The tumor microenvironment is the ecosystem that surrounds a tumor, one component of which is the extracellular matrix. Cancer cells constantly interact with the tumor microenvironment, which affects how a tumor grows. Collagen is an important part of this tumor microenvironment, but just how it influences tumors has not been understood.
“There’s still a lot we don’t know about the role of the extracellular matrix in cancer metastasis. Our study shows that collagen XII plays an important role in breast cancer progression and metastasis,” says senior author Associate Professor Thomas Cox.
“Imagine cancer cells as seeds, and the tumor microenvironment as the soil. By studying the soil—the extracellular matrix—we can begin to understand what makes some tumors more aggressive than others, and by extension, begin to develop new ways to treat cancer,” he says.
The research also suggests that measuring the level of collagen XII in a patient’s tumor biopsy could potentially be used as an additional screening tool to identify aggressive breast cancers with higher rates of metastasis, such as in the triple-negative type of breast cancer. Furthermore, collagen XII might be a possible target for future treatments.
Collagen XII alters tumor environment to help cancer cells invade
The extracellular matrix or ‘matrix’ is a 3D meshwork of around 300-400 core molecules, including several collagen proteins. This matrix provides structural and functional support to cells and tissues in all parts of the body.
In this study, the researchers cataloged how the tumor matrix changes over time and have generated a comprehensive database of these changes, which has been made freely available to researchers.

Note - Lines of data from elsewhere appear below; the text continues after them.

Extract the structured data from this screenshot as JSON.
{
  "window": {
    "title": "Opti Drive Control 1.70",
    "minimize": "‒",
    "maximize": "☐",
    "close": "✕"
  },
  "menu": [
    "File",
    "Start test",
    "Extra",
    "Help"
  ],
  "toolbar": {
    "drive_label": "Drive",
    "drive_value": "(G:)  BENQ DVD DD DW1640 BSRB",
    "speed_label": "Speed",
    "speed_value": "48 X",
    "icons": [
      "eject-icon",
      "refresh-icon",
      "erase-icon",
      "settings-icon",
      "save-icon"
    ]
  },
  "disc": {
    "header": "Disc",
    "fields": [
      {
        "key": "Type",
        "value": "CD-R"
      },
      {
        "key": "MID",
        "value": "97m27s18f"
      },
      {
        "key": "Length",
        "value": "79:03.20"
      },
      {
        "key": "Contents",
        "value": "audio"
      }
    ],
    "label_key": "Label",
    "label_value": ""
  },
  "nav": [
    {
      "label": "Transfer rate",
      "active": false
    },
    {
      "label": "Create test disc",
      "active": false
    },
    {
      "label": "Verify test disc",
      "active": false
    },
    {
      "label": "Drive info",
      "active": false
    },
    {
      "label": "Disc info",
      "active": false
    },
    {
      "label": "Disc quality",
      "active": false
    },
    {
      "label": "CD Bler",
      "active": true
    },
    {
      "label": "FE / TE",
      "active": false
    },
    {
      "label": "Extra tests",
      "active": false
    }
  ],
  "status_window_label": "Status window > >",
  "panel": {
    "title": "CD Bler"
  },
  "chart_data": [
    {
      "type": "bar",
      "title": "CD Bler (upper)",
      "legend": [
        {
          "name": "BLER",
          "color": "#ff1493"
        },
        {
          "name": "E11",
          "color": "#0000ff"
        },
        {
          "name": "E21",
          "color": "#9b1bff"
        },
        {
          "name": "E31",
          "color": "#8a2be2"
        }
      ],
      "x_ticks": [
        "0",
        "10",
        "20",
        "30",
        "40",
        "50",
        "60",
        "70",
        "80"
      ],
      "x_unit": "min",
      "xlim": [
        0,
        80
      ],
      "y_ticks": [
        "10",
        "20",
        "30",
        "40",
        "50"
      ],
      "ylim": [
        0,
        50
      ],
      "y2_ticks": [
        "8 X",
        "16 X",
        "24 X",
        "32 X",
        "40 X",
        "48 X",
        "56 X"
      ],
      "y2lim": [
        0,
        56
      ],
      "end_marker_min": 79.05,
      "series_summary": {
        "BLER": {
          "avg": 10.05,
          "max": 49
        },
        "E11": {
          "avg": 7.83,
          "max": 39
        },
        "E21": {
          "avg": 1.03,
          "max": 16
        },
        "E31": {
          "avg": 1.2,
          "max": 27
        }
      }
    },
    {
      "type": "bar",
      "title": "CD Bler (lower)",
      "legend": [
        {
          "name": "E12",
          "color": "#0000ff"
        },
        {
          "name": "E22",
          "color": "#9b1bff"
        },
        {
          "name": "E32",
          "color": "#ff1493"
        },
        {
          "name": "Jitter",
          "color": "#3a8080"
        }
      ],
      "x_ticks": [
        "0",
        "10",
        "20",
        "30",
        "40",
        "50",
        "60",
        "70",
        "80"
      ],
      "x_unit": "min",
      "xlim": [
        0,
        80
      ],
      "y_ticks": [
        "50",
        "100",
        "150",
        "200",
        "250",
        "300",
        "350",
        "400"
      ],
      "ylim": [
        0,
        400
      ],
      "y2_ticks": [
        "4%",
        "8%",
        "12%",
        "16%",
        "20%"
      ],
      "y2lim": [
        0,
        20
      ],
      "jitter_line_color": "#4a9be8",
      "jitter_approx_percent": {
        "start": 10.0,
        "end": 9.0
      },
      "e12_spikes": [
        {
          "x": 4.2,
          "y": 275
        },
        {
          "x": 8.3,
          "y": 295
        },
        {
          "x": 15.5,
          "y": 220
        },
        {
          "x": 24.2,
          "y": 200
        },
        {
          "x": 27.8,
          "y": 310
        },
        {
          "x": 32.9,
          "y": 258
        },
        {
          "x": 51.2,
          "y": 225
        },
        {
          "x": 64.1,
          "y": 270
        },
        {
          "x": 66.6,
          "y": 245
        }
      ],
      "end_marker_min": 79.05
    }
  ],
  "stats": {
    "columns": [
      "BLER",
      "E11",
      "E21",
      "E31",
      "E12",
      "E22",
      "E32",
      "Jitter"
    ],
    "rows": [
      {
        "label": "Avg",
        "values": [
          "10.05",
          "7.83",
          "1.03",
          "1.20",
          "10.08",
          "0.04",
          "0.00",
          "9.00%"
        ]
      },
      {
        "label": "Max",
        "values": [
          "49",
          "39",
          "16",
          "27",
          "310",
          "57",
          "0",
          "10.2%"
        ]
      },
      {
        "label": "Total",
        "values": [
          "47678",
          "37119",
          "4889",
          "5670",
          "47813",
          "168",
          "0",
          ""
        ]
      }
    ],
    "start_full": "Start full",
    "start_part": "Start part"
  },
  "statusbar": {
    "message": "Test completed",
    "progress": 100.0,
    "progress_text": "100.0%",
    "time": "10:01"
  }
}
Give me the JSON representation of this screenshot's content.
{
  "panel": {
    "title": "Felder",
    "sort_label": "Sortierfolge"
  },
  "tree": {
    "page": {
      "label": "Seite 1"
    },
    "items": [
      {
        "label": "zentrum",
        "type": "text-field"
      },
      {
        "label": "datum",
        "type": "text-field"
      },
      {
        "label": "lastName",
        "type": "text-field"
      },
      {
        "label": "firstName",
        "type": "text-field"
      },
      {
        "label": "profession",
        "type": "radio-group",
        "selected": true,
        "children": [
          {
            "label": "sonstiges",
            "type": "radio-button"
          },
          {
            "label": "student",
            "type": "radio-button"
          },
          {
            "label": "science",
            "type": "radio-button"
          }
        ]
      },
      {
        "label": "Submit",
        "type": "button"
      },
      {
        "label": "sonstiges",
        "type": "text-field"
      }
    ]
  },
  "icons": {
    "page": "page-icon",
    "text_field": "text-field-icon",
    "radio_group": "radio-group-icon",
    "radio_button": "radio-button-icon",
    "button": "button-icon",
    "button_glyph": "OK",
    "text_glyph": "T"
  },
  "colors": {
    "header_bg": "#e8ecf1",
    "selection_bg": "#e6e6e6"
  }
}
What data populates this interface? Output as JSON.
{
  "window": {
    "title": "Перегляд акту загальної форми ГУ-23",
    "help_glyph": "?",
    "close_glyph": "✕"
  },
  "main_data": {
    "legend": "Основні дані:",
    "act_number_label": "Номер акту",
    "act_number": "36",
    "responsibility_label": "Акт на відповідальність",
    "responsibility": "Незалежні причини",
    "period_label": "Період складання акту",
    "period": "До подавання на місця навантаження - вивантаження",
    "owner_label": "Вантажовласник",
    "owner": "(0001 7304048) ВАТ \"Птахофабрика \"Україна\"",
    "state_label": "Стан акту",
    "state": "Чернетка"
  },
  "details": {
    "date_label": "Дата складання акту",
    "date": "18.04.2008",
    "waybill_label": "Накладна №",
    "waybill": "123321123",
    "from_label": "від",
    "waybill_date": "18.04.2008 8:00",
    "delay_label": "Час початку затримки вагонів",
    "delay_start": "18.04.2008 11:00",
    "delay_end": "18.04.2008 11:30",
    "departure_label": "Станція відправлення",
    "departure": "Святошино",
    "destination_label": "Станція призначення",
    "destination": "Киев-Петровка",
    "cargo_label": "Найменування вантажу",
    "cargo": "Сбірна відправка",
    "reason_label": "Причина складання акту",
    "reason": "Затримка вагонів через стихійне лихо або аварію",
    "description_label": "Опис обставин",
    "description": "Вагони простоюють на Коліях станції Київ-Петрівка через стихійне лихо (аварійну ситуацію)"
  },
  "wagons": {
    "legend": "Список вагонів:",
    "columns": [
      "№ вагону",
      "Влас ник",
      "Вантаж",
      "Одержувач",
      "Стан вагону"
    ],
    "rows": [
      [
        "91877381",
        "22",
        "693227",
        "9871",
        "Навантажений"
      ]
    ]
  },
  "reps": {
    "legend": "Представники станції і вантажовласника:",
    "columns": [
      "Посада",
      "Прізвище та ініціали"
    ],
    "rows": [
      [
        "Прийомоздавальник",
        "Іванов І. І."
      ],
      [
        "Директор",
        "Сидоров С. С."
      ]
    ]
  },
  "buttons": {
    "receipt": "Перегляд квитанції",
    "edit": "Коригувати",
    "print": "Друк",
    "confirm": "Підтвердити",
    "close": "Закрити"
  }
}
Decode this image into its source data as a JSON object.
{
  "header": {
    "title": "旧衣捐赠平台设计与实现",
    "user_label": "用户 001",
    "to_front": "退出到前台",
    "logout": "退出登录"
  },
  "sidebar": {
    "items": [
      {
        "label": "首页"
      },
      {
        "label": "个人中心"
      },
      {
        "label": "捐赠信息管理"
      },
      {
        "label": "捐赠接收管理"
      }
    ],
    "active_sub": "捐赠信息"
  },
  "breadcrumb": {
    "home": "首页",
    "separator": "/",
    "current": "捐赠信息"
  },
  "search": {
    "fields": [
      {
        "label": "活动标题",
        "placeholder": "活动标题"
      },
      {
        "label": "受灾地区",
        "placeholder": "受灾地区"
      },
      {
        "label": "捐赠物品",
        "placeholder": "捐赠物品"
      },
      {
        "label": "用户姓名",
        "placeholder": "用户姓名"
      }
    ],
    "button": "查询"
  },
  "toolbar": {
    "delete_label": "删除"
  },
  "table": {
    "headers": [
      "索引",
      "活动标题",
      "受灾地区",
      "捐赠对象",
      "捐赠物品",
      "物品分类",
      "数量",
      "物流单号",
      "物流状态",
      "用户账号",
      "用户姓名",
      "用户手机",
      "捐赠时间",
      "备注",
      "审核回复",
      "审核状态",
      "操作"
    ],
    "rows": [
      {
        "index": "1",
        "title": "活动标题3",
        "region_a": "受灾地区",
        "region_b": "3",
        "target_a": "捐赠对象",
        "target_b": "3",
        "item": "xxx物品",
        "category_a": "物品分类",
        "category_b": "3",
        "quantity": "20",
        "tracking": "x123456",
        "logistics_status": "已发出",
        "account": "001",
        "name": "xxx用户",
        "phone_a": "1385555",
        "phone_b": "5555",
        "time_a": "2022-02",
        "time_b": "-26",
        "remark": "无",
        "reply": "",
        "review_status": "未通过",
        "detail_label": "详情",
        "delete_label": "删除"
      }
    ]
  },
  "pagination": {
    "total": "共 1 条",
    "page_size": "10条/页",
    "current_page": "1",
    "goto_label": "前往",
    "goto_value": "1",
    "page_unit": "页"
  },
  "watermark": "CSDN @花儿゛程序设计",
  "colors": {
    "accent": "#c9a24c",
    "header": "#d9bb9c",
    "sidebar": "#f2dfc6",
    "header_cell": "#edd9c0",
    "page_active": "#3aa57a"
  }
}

The team zeroed in on collagen XII, one of 28 types of collagen in the body. Collagen XII plays an important role in organizing other collagens and can have profound effects on the 3D structure of the extracellular matrix.
The researchers studied tumors in mouse models from the earliest pre-clinical stages of cancer, right through to late-stage tumors. They found that as the tumors developed, many matrix molecules changed, and importantly the level of collagen XII was also increased.
“Collagen XII seems to be altering the properties of the tumor and makes it more aggressive,” says first author Michael Papanicolaou, from Garvan. “It changes how collagens are organized to support cancer cells escaping from the tumor and moving to other sites like the lungs.”
The team then used genetic engineering to manipulate production of collagen XII, and looked at the effects of metastasis to other organs. They found that as levels of collagen XII increased, so did metastasis. These findings were then confirmed in human tumor biopsies, which showed that high levels of collagen XII are associated with higher metastasis and poorer overall survival rates.
Further research will focus on studying more human samples, and investigating possible therapeutic pathways.